Linguistic Purism and the Word of the Day

tölva (n)


This is not a compound, yet it is a combination of two words meshed into one, or a “portmanteau word.” A portmanteau word is the combination of two words blended together that groups definition and sound, such as the English “spork,” a combination of spoon and fork, or “smog,” a combination of smoke and fog. This Icelandic word proves to be one of the only portmanteau words in the language, and is a mesh of the word “tala” meaning digit or number, and “völva,” meaning a prophetess/sybill. So a computer is essentially a number prophetess. How exquisite!

With regards to that, one must question why compounds and portmanteau words are created instead of simple new words for objects such as the computer. Why can’t Icelanders just adapt a new word like kómputér and put a little cherry on top? Well, Icelanders do adapt some words in this way, like the word “bíll” meaning car, that was actually adapted from the Danish “bil” which came from the original “automobile.” But finding these loanwords can be a rare sight, especially compared to the amount of compounds seen.

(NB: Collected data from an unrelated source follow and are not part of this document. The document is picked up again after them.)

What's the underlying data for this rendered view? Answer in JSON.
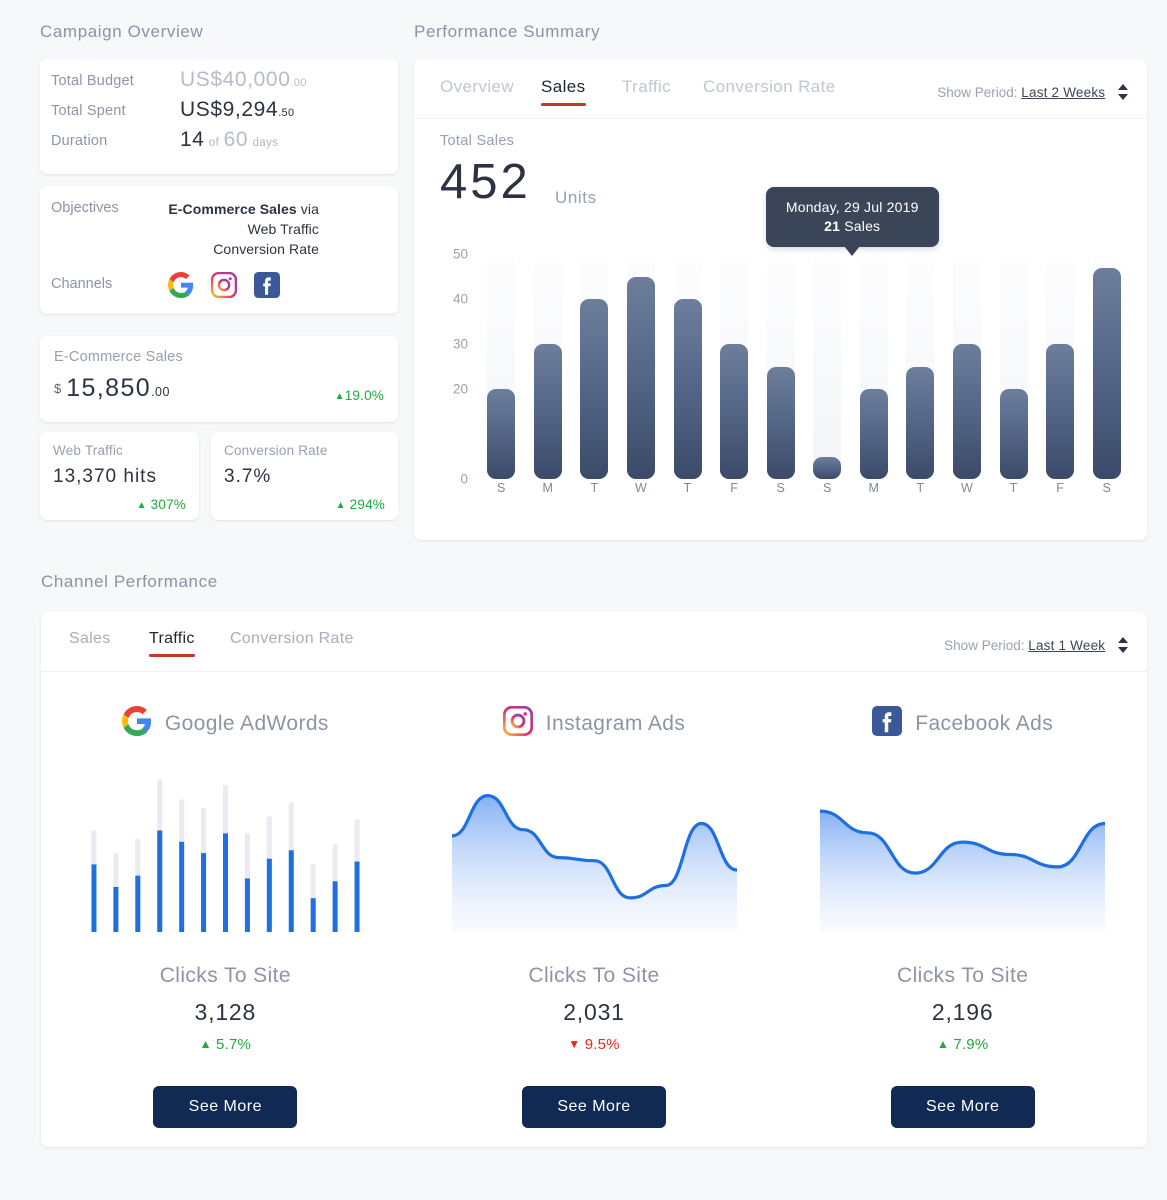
{
  "sections": {
    "campaign_overview": "Campaign Overview",
    "performance_summary": "Performance Summary",
    "channel_performance": "Channel Performance"
  },
  "budget_card": {
    "rows": [
      {
        "label": "Total Budget",
        "amount": "US$40,000",
        "cents": ".00",
        "muted": true
      },
      {
        "label": "Total Spent",
        "amount": "US$9,294",
        "cents": ".50",
        "muted": false
      }
    ],
    "duration": {
      "label": "Duration",
      "elapsed": "14",
      "of": "of",
      "total": "60",
      "unit": "days"
    }
  },
  "objectives_card": {
    "objectives_label": "Objectives",
    "primary": "E-Commerce Sales",
    "via": " via",
    "secondary": [
      "Web Traffic",
      "Conversion Rate"
    ],
    "channels_label": "Channels",
    "channels": [
      "google-icon",
      "instagram-icon",
      "facebook-icon"
    ]
  },
  "ecommerce_card": {
    "label": "E-Commerce Sales",
    "currency": "$",
    "value": "15,850",
    "cents": ".00",
    "delta": "19.0%",
    "delta_dir": "up"
  },
  "web_traffic_card": {
    "label": "Web Traffic",
    "value": "13,370 hits",
    "delta": "307%",
    "delta_dir": "up"
  },
  "conversion_card": {
    "label": "Conversion Rate",
    "value": "3.7%",
    "delta": "294%",
    "delta_dir": "up"
  },
  "performance": {
    "tabs": [
      {
        "label": "Overview",
        "active": false
      },
      {
        "label": "Sales",
        "active": true
      },
      {
        "label": "Traffic",
        "active": false
      },
      {
        "label": "Conversion Rate",
        "active": false
      }
    ],
    "period_label": "Show Period:",
    "period_value": "Last 2 Weeks",
    "total_sales_label": "Total Sales",
    "total_sales_value": "452",
    "total_sales_unit": "Units",
    "tooltip": {
      "date": "Monday, 29 Jul 2019",
      "value": "21",
      "unit": "Sales"
    }
  },
  "chart_data": {
    "type": "bar",
    "title": "Total Sales",
    "xlabel": "",
    "ylabel": "Units",
    "categories": [
      "S",
      "M",
      "T",
      "W",
      "T",
      "F",
      "S",
      "S",
      "M",
      "T",
      "W",
      "T",
      "F",
      "S"
    ],
    "values": [
      20,
      30,
      40,
      45,
      40,
      30,
      25,
      5,
      20,
      25,
      30,
      20,
      30,
      47
    ],
    "ylim": [
      0,
      50
    ],
    "yticks": [
      "0",
      "20",
      "30",
      "40",
      "50"
    ],
    "ytick_values": [
      0,
      20,
      30,
      40,
      50
    ],
    "grid": false,
    "legend": "none",
    "highlight_index": 8,
    "highlight_label": "Monday, 29 Jul 2019",
    "highlight_value": 21
  },
  "channel": {
    "tabs": [
      {
        "label": "Sales",
        "active": false
      },
      {
        "label": "Traffic",
        "active": true
      },
      {
        "label": "Conversion Rate",
        "active": false
      }
    ],
    "period_label": "Show Period:",
    "period_value": "Last 1 Week",
    "columns": [
      {
        "icon": "google-icon",
        "name": "Google AdWords",
        "metric_label": "Clicks To Site",
        "metric_value": "3,128",
        "delta": "5.7%",
        "delta_dir": "up",
        "button": "See More",
        "chart": {
          "type": "bar",
          "values": [
            48,
            32,
            40,
            72,
            64,
            56,
            70,
            38,
            52,
            58,
            24,
            36,
            50
          ],
          "track_values": [
            72,
            56,
            66,
            108,
            94,
            88,
            104,
            70,
            82,
            92,
            48,
            62,
            80
          ],
          "ymax": 110
        }
      },
      {
        "icon": "instagram-icon",
        "name": "Instagram Ads",
        "metric_label": "Clicks To Site",
        "metric_value": "2,031",
        "delta": "9.5%",
        "delta_dir": "down",
        "button": "See More",
        "chart": {
          "type": "area",
          "x": [
            0,
            1,
            2,
            3,
            4,
            5,
            6,
            7,
            8
          ],
          "values": [
            62,
            88,
            66,
            48,
            46,
            22,
            30,
            70,
            40
          ],
          "ymax": 100
        }
      },
      {
        "icon": "facebook-icon",
        "name": "Facebook Ads",
        "metric_label": "Clicks To Site",
        "metric_value": "2,196",
        "delta": "7.9%",
        "delta_dir": "up",
        "button": "See More",
        "chart": {
          "type": "area",
          "x": [
            0,
            1,
            2,
            3,
            4,
            5,
            6
          ],
          "values": [
            78,
            64,
            38,
            58,
            50,
            42,
            70
          ],
          "ymax": 100
        }
      }
    ]
  },
  "colors": {
    "accent_red": "#c0392b",
    "bar_top": "#6d7e9c",
    "bar_bottom": "#3b4a68",
    "tooltip_bg": "#3a4558",
    "button_bg": "#102a54",
    "up_green": "#1faa3c",
    "down_red": "#e8281c",
    "line_blue": "#1f6fe0",
    "page_bg": "#f7f8fa"
  }
}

Well, to answer this main question, we have to look towards early Icelandic/Norse works like the First Grammatical Treatise. This was a 12th century work that was written to dictate and document the initial phonemes that were to create the Old Norse/Old Icelandic language. Also written around this time were the Icelandic Sagas, which are considered the first written documents of the history of Iceland, from it’s first settlers to the generations that followed it. It adapted the phonology of Old Norse, and expressed great victories and defeats of the Vikings at that time. I won’t expound too much upon these right now, but just know that they are quite the phenomenon and some of the most important historical texts we know to date. Icelanders take great pride in these sagas, and there is a massive sense of national identity that they all hold within them. You can’t exactly talk about Iceland without stumbling upon the sagas, because they do play such a critical role in the development of Iceland throughout the years.

The first page of Hrafnkels saga From the 17th century

The first page of Hrafnkels saga From the 17th century

That being said, it’s no surprise that Icelanders can read the sagas with minimal effort to this day. They’ve done such a fine job at preserving the language that it has remained closely untouched all of this time. There is a reason that Old Norse is also called Old Icelandic, as it remains the staple in modern Icelandic. An interesting thing to think about is that fact that Icelanders can read Old Norse, but Norwegians can’t, even though it primarily surfaced out of Norway. Up until the 14th century Norway and Iceland shared a primarily similar language, until Norway began developing new patterns and styles of syntax and phonology that now make up Modern Norwegian. So up until that 14th century, both countries could have read the Sagas. Icelanders today are the kings when it comes to deciphering the Sagas though, and with a little effort they can understand them very well. The main reason they couldn’t bear to add new words to their vocabulary is because new additions would stray away from those native roots and blur the language from its original form.

But what the Sagas don’t account for is new objects such as the computer, the television, electricity, and the telephone. So what does Icelandic do for these words while still retaining the language? Well, they create compounds. Instead of trying to adapt some strange form like télevisón which doesn’t fit smoothly with the language, they’ve created “sjónvarp,” a combination of “sjón” meaning “vision” and “varp” meaning “caster/projection.” Vision caster! And instead of élektricíti, you have “rafmagn,” or “raf,” and “magn,” power. Amber power! So now all you need is a little amber power to turn on your vision caster and you’re good to go!

Manuscript_GylfiSo as you can see, most of the established compounds come from roots of the original language, or even roots from surrounding languages like Danish, Greek, or sometimes even English! Before the 1960s, there was no plan to preserve the language this way. That is, until the “Icelandic Language Committee” was created. This eventually grew into what is called the “Icelandic Language Institute,” which sought out to preserve every possible aspect of the language by creating those compound words and adapting a few loan words. Today, as of 2006, the Institute has been merged into the Arni Magnusson Institute for Icelandic Studies.

Hopefully this condensed version of the language history was of help for those curious as to why there are so many endless, creative compounds in the language that pertain to modern words. Of course this is a summary of the language’s history and by no means seeks to explain every aspect of how the language came to be, but it’s a start. As this blog develops, I’ll make sure to dedicate a few posts to fully explaining the etymology of this beautiful language.